Does this mean that these two years will be under the sign of containment and border closures? We can’t tell yet. In any case, what needs to be understood and said is that our lives, our logic of interventions in the world, the systems in which we live, the balances between the systems that existed until then, all have a very high probability of changing. This war, like any war, is going to bring about a major transformation of societies, economies, economics and, of course, politics. And the health battle that is taking place today is only the first phase of this global, planetary war that the virus has provoked.

A story to build: The Great Transformation

It is time for us to reverse the propaganda, to change the narrative of this war. The first thing to do is to start from the premise that our new state of affairs is the reality we are experiencing. We must no longer believe that this is a state of exception and that events will resume as a result of this crisis. We must grasp reality and the profound transformations that are underway.

How is it possible to affirm with such certainty that profound changes are at work? Simply because these changes were already potentially present, and this crisis is a revelation of the magnitude of these changes. A simple example to grasp is the extent of the divide in the face of today’s digital and online revolution. Two worlds are now experiencing in very different ways the consequences of this crisis, this lockdown, these generalized confinements. Those who have embraced the digital world and dematerialization and those who haven’t. And this distinction can be analyzed at a global level (nations, institutions, companies, public finances, administrations) and at an individual level (humans within the same society).

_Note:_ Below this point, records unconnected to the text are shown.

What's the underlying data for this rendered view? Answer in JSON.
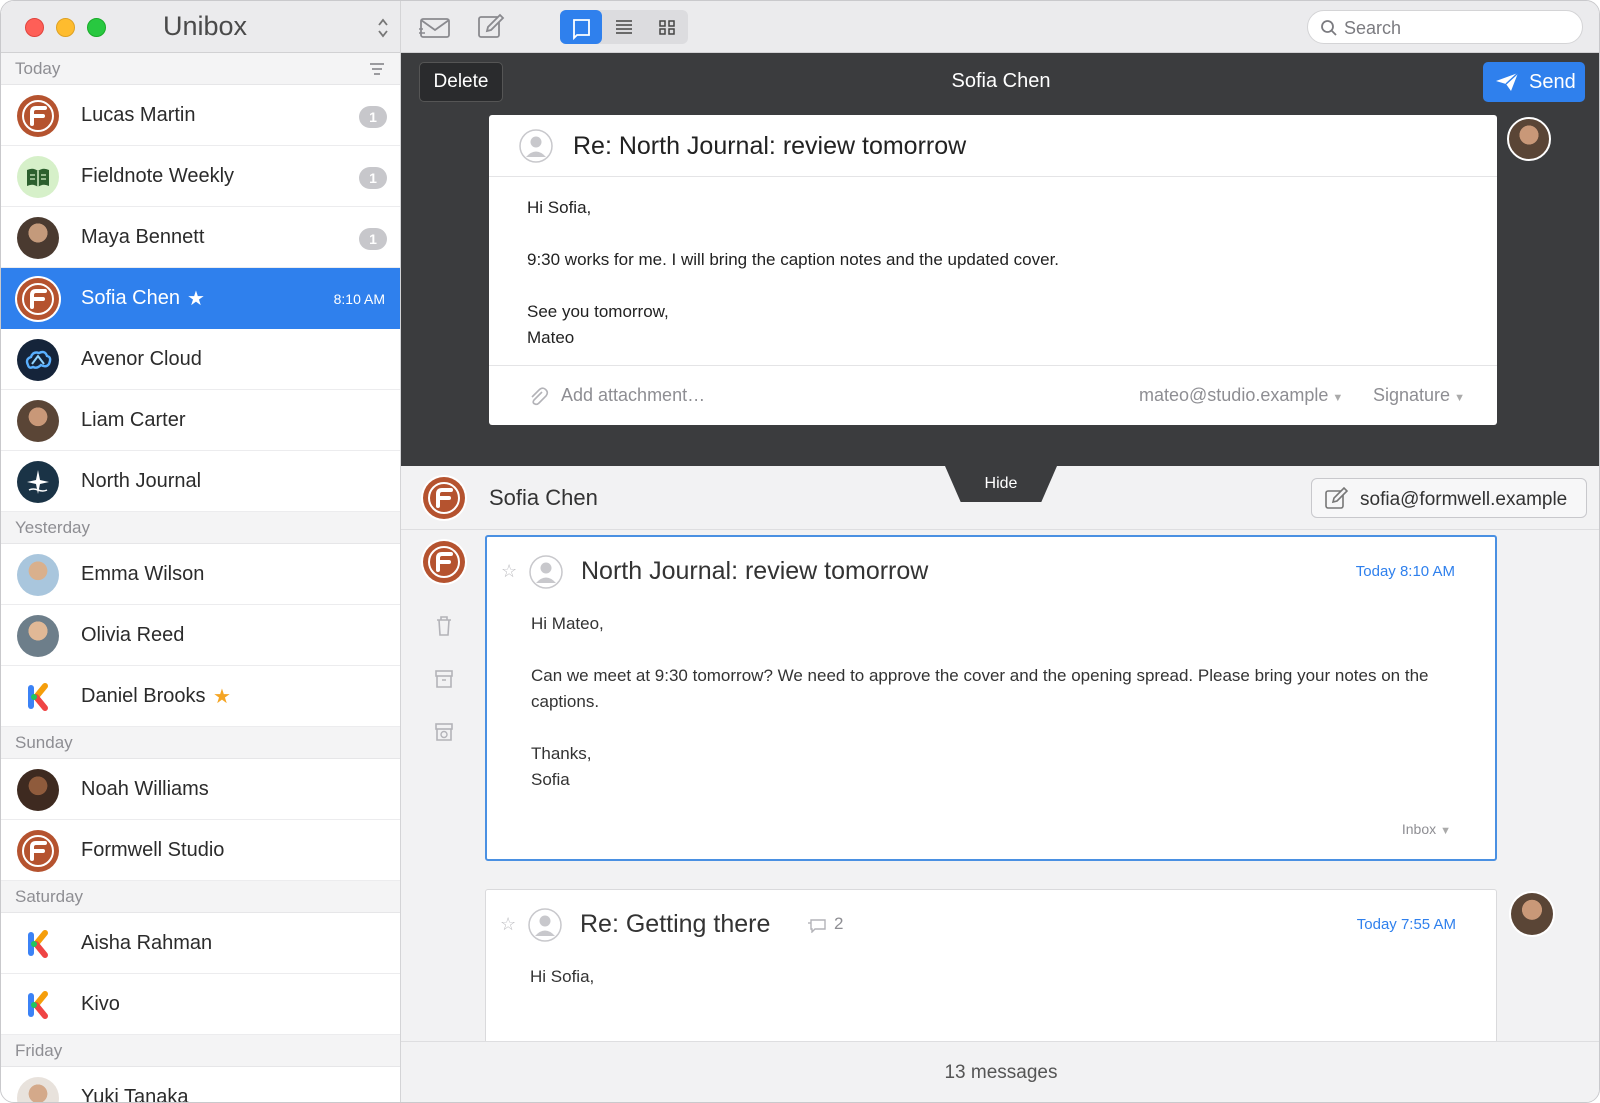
{
  "app": {
    "title": "Unibox"
  },
  "sidebar": {
    "sections": [
      {
        "label": "Today"
      },
      {
        "label": "Yesterday"
      },
      {
        "label": "Sunday"
      },
      {
        "label": "Saturday"
      },
      {
        "label": "Friday"
      }
    ],
    "contacts": [
      {
        "name": "Lucas Martin",
        "badge": "1"
      },
      {
        "name": "Fieldnote Weekly",
        "badge": "1"
      },
      {
        "name": "Maya Bennett",
        "badge": "1"
      },
      {
        "name": "Sofia Chen",
        "time": "8:10 AM",
        "starred": true,
        "selected": true
      },
      {
        "name": "Avenor Cloud"
      },
      {
        "name": "Liam Carter"
      },
      {
        "name": "North Journal"
      },
      {
        "name": "Emma Wilson"
      },
      {
        "name": "Olivia Reed"
      },
      {
        "name": "Daniel Brooks",
        "starred": true
      },
      {
        "name": "Noah Williams"
      },
      {
        "name": "Formwell Studio"
      },
      {
        "name": "Aisha Rahman"
      },
      {
        "name": "Kivo"
      },
      {
        "name": "Yuki Tanaka"
      }
    ]
  },
  "toolbar": {
    "search_placeholder": "Search",
    "accent": "#2f80ed"
  },
  "compose": {
    "delete_label": "Delete",
    "title": "Sofia Chen",
    "send_label": "Send",
    "subject": "Re: North Journal: review tomorrow",
    "body": [
      "Hi Sofia,",
      "",
      "9:30 works for me. I will bring the caption notes and the updated cover.",
      "",
      "See you tomorrow,",
      "Mateo"
    ],
    "attachment_placeholder": "Add attachment…",
    "from": "mateo@studio.example",
    "signature": "Signature"
  },
  "thread": {
    "contact_name": "Sofia Chen",
    "hide_label": "Hide",
    "contact_email": "sofia@formwell.example",
    "messages": [
      {
        "subject": "North Journal: review tomorrow",
        "time": "Today 8:10 AM",
        "body": [
          "Hi Mateo,",
          "",
          "Can we meet at 9:30 tomorrow? We need to approve the cover and the opening spread. Please bring your notes on the captions.",
          "",
          "Thanks,",
          "Sofia"
        ],
        "folder": "Inbox"
      },
      {
        "subject": "Re: Getting there",
        "time": "Today 7:55 AM",
        "count": "2",
        "body": [
          "Hi Sofia,"
        ]
      }
    ],
    "status": "13 messages"
  }
}
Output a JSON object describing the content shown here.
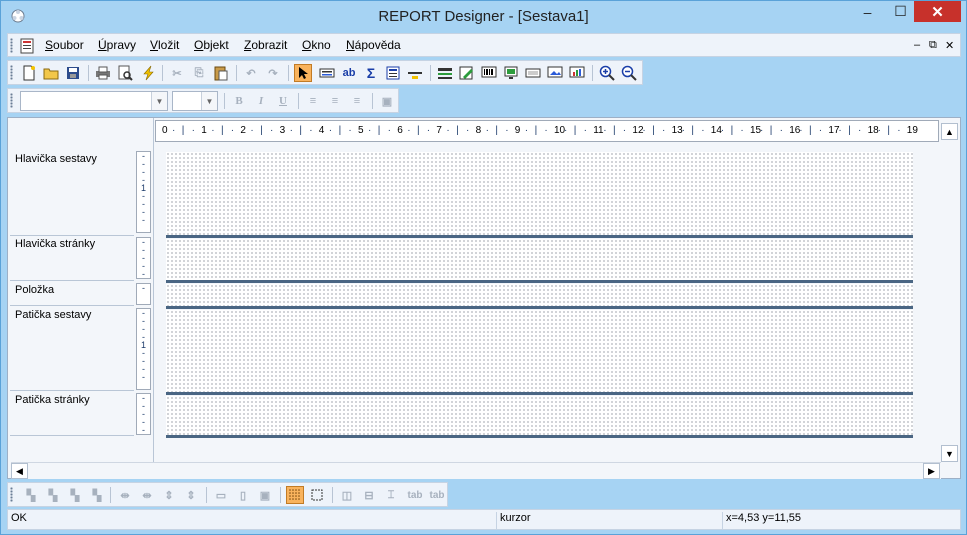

Tunisia is now facing a major future economic and social crisis that will be devastating and will leave a considerable number of those who were already the most fragile and precarious and whose survival was due solely to some efforts to maintain economic structures that were based on no other need than their survival (at the exorbitant price of the ever-growing weakening of the State and its institutions). The coming crisis will come rapidly and will affect all those whose professions, businesses and activities cannot be dematerialized or digitized. Moreover, the leadership crisis we are experiencing (and we are not the only ones) proves that governance structures are outdated. When we add these factors together and we witness the liveliness of civil society and the potential strength of private fortunes when real projects are proposed to them, it is easy to regain hope and to believe that if our leaders understand the world’s survival is at stake and accept the initiatives, we could, by structuring ourselves around this “outbreak science”, find innovative solutions to raise back stronger as a society. After all, isn’t that what the scourges are all about – purifying what was meant to be purified and strengthening the systems that have managed to survive them?